KnigaRead.com/

Андрей Ерпылев - Слуга царю...

На нашем сайте KnigaRead.com Вы можете абсолютно бесплатно читать книгу онлайн "Андрей Ерпылев - Слуга царю...". Жанр: Альтернативная история издательство -, год -.
Перейти на страницу:

Чтобы не спятить окончательно или хотя бы оттянуть этот печальный момент как можно дальше, Владимир, стараясь держать себя в форме, неукоснительно следовал разработанной им самим системе, заполняя свой «день» (никакой смены времени суток под постоянно светлой крышей, естественно, не наблюдалось) различными занятиями, упражняющими как память и речь, так и само бренное тело, поддерживающими в работоспособном состоянии ту ловкую и тренированную боевую машину, состоящую из костей, мышц и сухожилий, которой он некогда так гордился.

Закончив порядком опостылевшую «культурную программу», Бекбулатов отжался несколько десятков раз (на кулаках, конечно, иного способа гусары не признают-с!), еще большее число раз присел, проделал обязательные гимнастические упражнения и перешел к отработке боевого комплекса. Чтобы не расслабляться, он представлял, что все удары руками, ногами, головой и даже грудью и плечами он наносит своим невидимым тюремщикам, постепенно зверея так, что, если бы стены и пол не были мягкими, как ворсистый поролон, покалечился бы непременно. Естественно, что ни стены, ни слабо выделявшаяся на их фоне дверь ударам не поддавались, по отдаче напоминая более монолит, чем какие-то рукотворные перегородки.

Завершив разминку, как он ее называл, Владимир, по обыкновению, почувствовал себя выжатым словно лимон. Скудная, безвкусная пища, подаваемая к тому же крайне нерегулярно и только в тот момент, когда он спал, практически не насыщала, поэтому организм, насилуемый без меры, черпал резервы исключительно из внутренних источников, увы, не безграничных, пожирая самое себя. Лишенный возможности видеть себя в зеркале и ограничиваясь одним только ощупыванием руками, Бекбулатов полагал, что вполне может теперь сойти за индийского отшельника, по повествованиям Блаватской, Рериха и прочих блаженных путешественников «за три моря», явных и самозваных, известного как «йог». Такое же высушенное, почти обнаженное тело, правда, сплошь покрытое переплетениями мускулов, волосы длиннющие, как у пресловутых заокеанских «йиппи», проникающих неведомыми путями сквозь все санитарные кордоны в Европу, и окладистая борода, наверняка более подходящая какой-нибудь особе духовного звания… Одно было неведомо штаб-ротмистру: и волосы, и борода за время пребывания здесь, в ненавистной светлице (называть сие помещение темницей язык не поворачивался), изрядно поседели…

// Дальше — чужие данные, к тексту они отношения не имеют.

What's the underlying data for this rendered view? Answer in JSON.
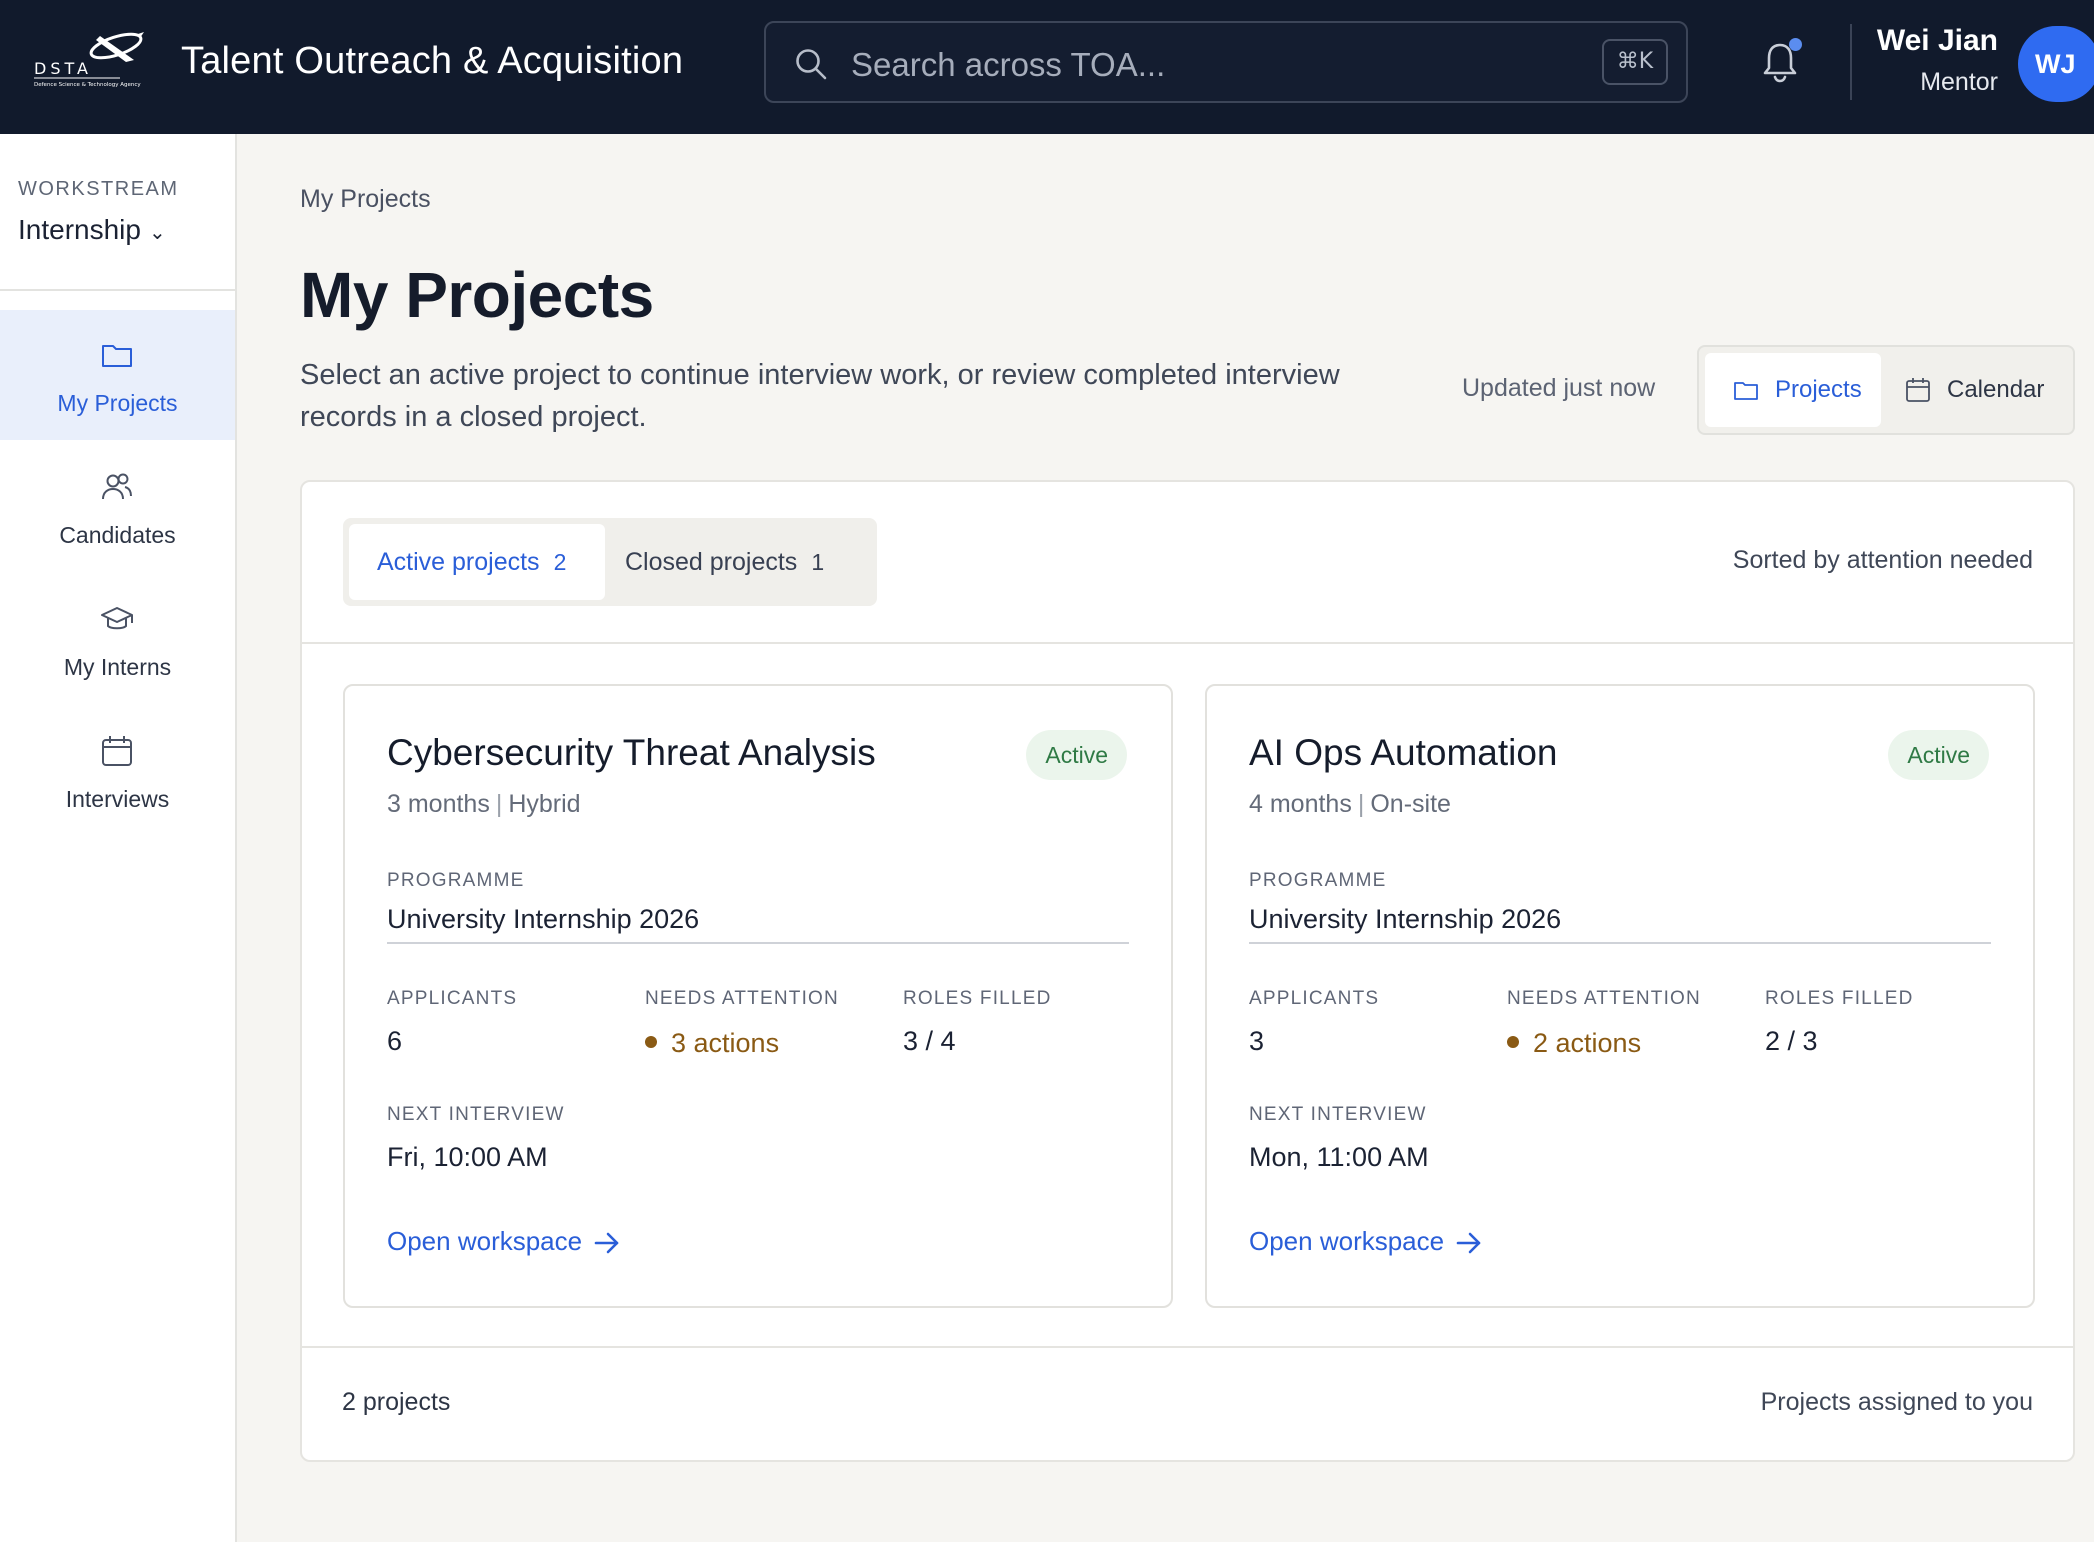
{
  "header": {
    "logo_text": "DSTA",
    "logo_subtext": "Defence Science & Technology Agency",
    "app_title": "Talent Outreach & Acquisition",
    "search_placeholder": "Search across TOA...",
    "search_shortcut": "⌘K",
    "notification_unread": true,
    "user_name": "Wei Jian",
    "user_role": "Mentor",
    "user_initials": "WJ"
  },
  "sidebar": {
    "workstream_label": "WORKSTREAM",
    "workstream_value": "Internship",
    "items": [
      {
        "label": "My Projects",
        "icon": "folder-icon",
        "active": true
      },
      {
        "label": "Candidates",
        "icon": "users-icon",
        "active": false
      },
      {
        "label": "My Interns",
        "icon": "graduation-cap-icon",
        "active": false
      },
      {
        "label": "Interviews",
        "icon": "calendar-icon",
        "active": false
      }
    ]
  },
  "main": {
    "breadcrumb": "My Projects",
    "title": "My Projects",
    "description": "Select an active project to continue interview work, or review completed interview records in a closed project.",
    "updated": "Updated just now",
    "view_toggle": {
      "projects": "Projects",
      "calendar": "Calendar",
      "selected": "Projects"
    },
    "tabs": [
      {
        "label": "Active projects",
        "count": "2",
        "active": true
      },
      {
        "label": "Closed projects",
        "count": "1",
        "active": false
      }
    ],
    "sort_note": "Sorted by attention needed",
    "cards": [
      {
        "title": "Cybersecurity Threat Analysis",
        "status": "Active",
        "duration": "3 months",
        "mode": "Hybrid",
        "programme_label": "PROGRAMME",
        "programme": "University Internship 2026",
        "applicants_label": "APPLICANTS",
        "applicants": "6",
        "attention_label": "NEEDS ATTENTION",
        "attention": "3 actions",
        "roles_label": "ROLES FILLED",
        "roles": "3 / 4",
        "next_label": "NEXT INTERVIEW",
        "next_interview": "Fri, 10:00 AM",
        "link": "Open workspace"
      },
      {
        "title": "AI Ops Automation",
        "status": "Active",
        "duration": "4 months",
        "mode": "On-site",
        "programme_label": "PROGRAMME",
        "programme": "University Internship 2026",
        "applicants_label": "APPLICANTS",
        "applicants": "3",
        "attention_label": "NEEDS ATTENTION",
        "attention": "2 actions",
        "roles_label": "ROLES FILLED",
        "roles": "2 / 3",
        "next_label": "NEXT INTERVIEW",
        "next_interview": "Mon, 11:00 AM",
        "link": "Open workspace"
      }
    ],
    "footer_count": "2 projects",
    "footer_note": "Projects assigned to you"
  },
  "colors": {
    "topbar": "#111a2c",
    "accent": "#2a5ed8",
    "active_badge_bg": "#ebf5ec",
    "active_badge_text": "#2f7a45",
    "attention": "#8a5a14",
    "page_bg": "#f6f5f2"
  }
}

Владимир устало опустился на койку, напоминавшую больше прямоугольное возвышение из той же ворсистой «губки», что и все остальное. Сегодня утомление почему-то было особенно заметным. Вместо приходившей обычно в конце тренировки волны бодрости, Бекбулатов чувствовал полное опустошение — физическое и, что совсем странно, духовное. Привычного просветления и умиротворения не было — лишь тяжело распространявшийся мутный поток усталости, будто после разгрузки вагона муки или, скажем, цемента (а что, в достославные времена кадетские случалось и не такое!). Более того, усталость не проходила, а только усиливалась, дополненная неожиданно возникшей головной болью, настоящей дамской мигренью.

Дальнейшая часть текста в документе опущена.